We have also forgotten that women are guaranteed Paradise as mothers, for Prophet Mohammed says that it is under their feet – اَلْجَنَّةُ تَحْتَ أَقْداَمِ الْأُمُّهاَتِ – not because their feet are in the kitchen, behind a screen, in another room at a mosque, but because they are mothers, even the bottom of their feet – which are considered a lowly, dirty thing in Islamic and Middle Eastern culture – the bottom of their feet contain Paradise.

But why would Prophet Mohammed say such a thing? The scholars explain that a mother is responsible for the education and upbringing of children, which is a mighty task indeed. Is it a stretch to then ask why she cannot speak in the mosque? Has she not acquired any wisdom in her life to impart to others? Sure, some women are frazzled by motherhood, others tune out and hang out with their girlfriends while their children run wild and drive everyone around them crazy. Even some sheikh’s wives watch specifically haram-themed-and-plotted soap operas all day long and haven’t even taught their children the Arabic alphabet. Yet there are others who have six kids and get Phd’s or become hafizahs or somehow, amid all the chaos, manage to make something of themselves intellectually or creatively, or are still in the process. Are we not going to give them a voice because they didn’t travel to the far corners of the world to go to hawza when life’s circumstances prevented them from doing so?

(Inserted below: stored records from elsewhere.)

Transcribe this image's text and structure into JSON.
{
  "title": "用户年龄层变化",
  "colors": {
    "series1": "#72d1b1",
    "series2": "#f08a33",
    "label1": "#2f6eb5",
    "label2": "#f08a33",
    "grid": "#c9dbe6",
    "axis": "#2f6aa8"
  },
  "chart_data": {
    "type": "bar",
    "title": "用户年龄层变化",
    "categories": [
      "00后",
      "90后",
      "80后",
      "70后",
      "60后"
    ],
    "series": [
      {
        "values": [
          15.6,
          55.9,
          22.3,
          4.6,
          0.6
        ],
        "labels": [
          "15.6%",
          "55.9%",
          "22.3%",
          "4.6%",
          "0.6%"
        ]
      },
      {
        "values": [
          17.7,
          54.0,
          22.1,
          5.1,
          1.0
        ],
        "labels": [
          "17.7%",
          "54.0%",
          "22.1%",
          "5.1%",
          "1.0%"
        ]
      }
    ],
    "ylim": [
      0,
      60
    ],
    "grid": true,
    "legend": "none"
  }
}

If I was accused of being disrespectful, just who was I being disrespectful to? To the person arguing with the women on Facebook about women and their qualifications to speak in a mosque and how we should not just have a token woman to even the balance? My op-ed piece was not a personal attack, but even if it was, the point was not to attack, but to expose falsehood and educate rather than validate a score of incendiary personal opinions based on personal conjecture. Sure, I described the argument, and my responses to it. The original piece was an editor-approved personal response to a phenomena we see in our society and this is an editor-commissioned personal response to the reaction of what happened after it was published and how certain voices are silenced in our community, and I myself was silenced for it.

But when does the silencing stop?

Do I need to be from a sayyed family and go straight to hawza after high school? Should I have been a former choir girl who found love and Islam in college and married, converted, studied and birthed young? Should I have lain at my father’s and grandfather’s feet all my life and absorbed all their knowledge? Do I need a credential to speak on who should speak?

As a woman who did not graduate from hawza herself due to illness and its unexpected aftermaths, but who came to Islam rather late in life after a long and continuous call, who has a degree in anthropology, who has studied Arabic and comparative philosophy and religion, who has visited and even lived in the the Middle East several times for short periods, lived in New York City, worked in the media, education and publishing industries, is extremely well-rounded, educated, cultured and intellectual, who lives to read and reads to live, is a professionally-trained writer and editor, and knows eight languages in varyingly bad degrees, am I not allowed to speak on Islam? And if not me, then who is?